What's killing the news business: A belief in corporations. - glower
http://www.scripting.com/stories/2010/05/11/lessonsFromTheDemiseOfNews.html
======
slapshot
It lost me at "Microsoft, Apple, Oracle, IBM, DEC, Compaq, HP, Lotus, Sun,
Netscape, Google, Twitter. Over the years they come and go, and they never
solve problems."

I can think of quite a few problems that Google solved. Same for HP, Lotus,
Sun, Apple, Oracle, IBM, DEC, and Netscape.

Take the example of Apple -- it revived itself from near-death after the
original Mac desktop platform proved unprofitable.

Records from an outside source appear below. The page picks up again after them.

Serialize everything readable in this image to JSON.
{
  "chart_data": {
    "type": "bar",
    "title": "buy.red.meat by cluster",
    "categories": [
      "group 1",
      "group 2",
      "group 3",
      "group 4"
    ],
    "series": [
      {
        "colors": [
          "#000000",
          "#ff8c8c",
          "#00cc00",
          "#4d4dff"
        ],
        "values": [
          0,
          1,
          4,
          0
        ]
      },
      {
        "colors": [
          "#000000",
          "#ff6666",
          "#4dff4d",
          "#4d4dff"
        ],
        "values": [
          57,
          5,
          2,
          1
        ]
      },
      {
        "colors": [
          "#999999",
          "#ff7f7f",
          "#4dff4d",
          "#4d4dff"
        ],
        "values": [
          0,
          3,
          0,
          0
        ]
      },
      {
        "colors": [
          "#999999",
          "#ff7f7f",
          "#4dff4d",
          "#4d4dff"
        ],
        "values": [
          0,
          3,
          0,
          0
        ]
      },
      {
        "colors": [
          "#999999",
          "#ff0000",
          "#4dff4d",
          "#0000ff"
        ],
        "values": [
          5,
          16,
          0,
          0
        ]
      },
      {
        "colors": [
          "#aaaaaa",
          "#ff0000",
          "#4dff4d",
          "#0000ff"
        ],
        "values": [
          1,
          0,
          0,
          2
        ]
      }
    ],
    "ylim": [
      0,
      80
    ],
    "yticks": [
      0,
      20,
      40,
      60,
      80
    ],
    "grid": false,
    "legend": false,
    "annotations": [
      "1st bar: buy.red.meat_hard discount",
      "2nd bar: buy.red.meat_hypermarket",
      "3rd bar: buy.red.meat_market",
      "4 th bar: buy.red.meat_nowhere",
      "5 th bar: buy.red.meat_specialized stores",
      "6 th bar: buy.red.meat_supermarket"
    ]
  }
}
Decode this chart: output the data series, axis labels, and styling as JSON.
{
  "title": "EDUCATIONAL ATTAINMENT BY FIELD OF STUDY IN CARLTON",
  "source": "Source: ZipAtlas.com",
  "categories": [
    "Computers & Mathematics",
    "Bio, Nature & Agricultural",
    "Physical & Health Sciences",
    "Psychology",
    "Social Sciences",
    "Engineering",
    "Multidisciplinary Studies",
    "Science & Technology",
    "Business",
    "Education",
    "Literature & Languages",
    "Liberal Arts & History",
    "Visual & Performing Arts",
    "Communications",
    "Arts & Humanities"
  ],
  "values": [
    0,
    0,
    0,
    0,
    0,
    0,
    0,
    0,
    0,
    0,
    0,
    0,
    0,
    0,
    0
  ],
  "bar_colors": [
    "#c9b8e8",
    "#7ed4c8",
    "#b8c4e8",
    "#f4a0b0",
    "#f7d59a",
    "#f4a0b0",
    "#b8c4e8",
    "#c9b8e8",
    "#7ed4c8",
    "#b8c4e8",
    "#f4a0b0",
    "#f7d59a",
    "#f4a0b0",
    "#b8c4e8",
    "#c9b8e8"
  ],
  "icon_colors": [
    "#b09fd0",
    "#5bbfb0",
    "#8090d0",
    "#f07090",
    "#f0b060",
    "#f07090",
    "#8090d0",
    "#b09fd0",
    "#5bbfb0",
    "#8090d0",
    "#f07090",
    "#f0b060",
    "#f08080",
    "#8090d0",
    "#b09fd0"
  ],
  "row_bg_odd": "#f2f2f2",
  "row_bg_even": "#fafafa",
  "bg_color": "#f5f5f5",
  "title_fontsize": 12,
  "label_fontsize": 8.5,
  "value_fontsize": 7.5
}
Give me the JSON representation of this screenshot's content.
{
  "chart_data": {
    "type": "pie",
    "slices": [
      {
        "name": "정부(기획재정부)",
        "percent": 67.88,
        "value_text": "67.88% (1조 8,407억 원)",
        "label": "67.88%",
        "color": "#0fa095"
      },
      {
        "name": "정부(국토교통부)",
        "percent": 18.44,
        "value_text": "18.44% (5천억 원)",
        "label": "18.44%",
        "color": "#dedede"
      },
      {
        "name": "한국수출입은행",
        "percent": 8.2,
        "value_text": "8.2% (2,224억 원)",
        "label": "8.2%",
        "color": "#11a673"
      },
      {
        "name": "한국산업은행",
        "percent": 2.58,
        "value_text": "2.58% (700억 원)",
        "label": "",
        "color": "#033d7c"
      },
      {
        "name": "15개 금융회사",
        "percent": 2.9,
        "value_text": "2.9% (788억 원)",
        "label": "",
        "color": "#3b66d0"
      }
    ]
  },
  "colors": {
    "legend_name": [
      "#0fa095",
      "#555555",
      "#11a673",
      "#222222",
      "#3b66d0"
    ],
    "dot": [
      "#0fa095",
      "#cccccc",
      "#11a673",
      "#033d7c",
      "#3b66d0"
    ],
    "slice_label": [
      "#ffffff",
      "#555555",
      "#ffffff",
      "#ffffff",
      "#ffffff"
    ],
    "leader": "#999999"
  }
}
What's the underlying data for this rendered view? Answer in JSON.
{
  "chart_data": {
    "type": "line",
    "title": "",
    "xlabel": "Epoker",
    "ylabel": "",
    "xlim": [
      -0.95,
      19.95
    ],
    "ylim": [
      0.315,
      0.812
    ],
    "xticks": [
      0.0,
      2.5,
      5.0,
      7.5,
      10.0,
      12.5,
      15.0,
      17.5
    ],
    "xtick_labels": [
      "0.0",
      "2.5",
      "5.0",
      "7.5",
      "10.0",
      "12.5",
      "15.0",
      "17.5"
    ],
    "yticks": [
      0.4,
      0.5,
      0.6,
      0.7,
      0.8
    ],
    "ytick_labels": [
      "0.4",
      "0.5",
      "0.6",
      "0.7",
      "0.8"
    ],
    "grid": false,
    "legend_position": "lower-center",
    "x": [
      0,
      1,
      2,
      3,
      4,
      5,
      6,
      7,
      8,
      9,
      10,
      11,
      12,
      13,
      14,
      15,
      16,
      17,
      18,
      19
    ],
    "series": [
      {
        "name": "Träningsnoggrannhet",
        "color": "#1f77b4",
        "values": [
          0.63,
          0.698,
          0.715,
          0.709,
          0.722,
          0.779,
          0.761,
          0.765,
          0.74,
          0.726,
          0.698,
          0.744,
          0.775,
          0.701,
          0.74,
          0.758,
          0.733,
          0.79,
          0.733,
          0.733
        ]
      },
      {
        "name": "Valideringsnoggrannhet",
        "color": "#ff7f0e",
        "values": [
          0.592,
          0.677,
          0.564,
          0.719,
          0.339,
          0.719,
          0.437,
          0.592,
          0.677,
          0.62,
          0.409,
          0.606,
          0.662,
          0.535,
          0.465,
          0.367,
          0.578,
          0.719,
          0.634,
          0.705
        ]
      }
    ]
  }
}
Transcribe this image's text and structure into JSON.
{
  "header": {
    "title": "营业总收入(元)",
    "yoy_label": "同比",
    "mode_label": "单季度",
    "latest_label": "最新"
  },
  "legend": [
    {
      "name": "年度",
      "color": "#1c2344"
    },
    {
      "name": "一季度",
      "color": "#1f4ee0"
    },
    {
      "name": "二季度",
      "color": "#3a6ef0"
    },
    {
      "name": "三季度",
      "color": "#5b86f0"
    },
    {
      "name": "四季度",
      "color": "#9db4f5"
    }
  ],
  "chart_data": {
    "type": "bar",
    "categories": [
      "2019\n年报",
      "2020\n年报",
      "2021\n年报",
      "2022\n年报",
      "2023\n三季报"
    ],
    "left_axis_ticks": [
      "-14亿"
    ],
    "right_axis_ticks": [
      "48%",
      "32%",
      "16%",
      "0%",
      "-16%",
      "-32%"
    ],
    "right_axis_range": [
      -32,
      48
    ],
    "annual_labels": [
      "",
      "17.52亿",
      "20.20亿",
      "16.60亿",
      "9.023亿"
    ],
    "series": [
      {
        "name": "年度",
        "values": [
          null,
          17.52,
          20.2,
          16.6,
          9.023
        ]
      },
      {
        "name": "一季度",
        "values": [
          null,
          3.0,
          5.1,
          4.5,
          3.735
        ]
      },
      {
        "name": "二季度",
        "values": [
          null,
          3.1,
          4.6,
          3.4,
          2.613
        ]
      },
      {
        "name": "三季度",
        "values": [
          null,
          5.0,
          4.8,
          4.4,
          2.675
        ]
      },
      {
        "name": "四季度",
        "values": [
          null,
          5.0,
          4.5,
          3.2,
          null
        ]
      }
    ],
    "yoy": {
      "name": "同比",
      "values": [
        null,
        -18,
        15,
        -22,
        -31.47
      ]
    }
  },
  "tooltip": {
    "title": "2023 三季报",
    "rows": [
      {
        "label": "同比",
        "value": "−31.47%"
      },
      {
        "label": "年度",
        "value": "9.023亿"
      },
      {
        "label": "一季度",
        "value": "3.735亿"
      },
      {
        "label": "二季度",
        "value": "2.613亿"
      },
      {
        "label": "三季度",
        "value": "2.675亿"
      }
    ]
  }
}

Take the example of IBM -- kids these days might not remember it, but IBM used
to make hardware. Now it makes practically none, but still has a massive and
useful business.

Take Google -- it didn't always dominate advertising.

Etc.

I think Twitter is probably the only company on that list that hasn't
undergone at least one fundamental transformation, and that's simply a matter
of time.

------
m0th87
I usually like Dave Winer's posts. They are sometimes outlandish, but there is
usually some beef behind his point. This is a joke. Turning Newsweek into a
bunch of blogs would be brand suicide.

Corporations rise and fall because that's the natural order of things. It's
not because they have nothing to contribute: after all, startups do it too!
Every single corporation he lists provided some valuable contribution to the
marketplace, and some of them are continuing to innovate.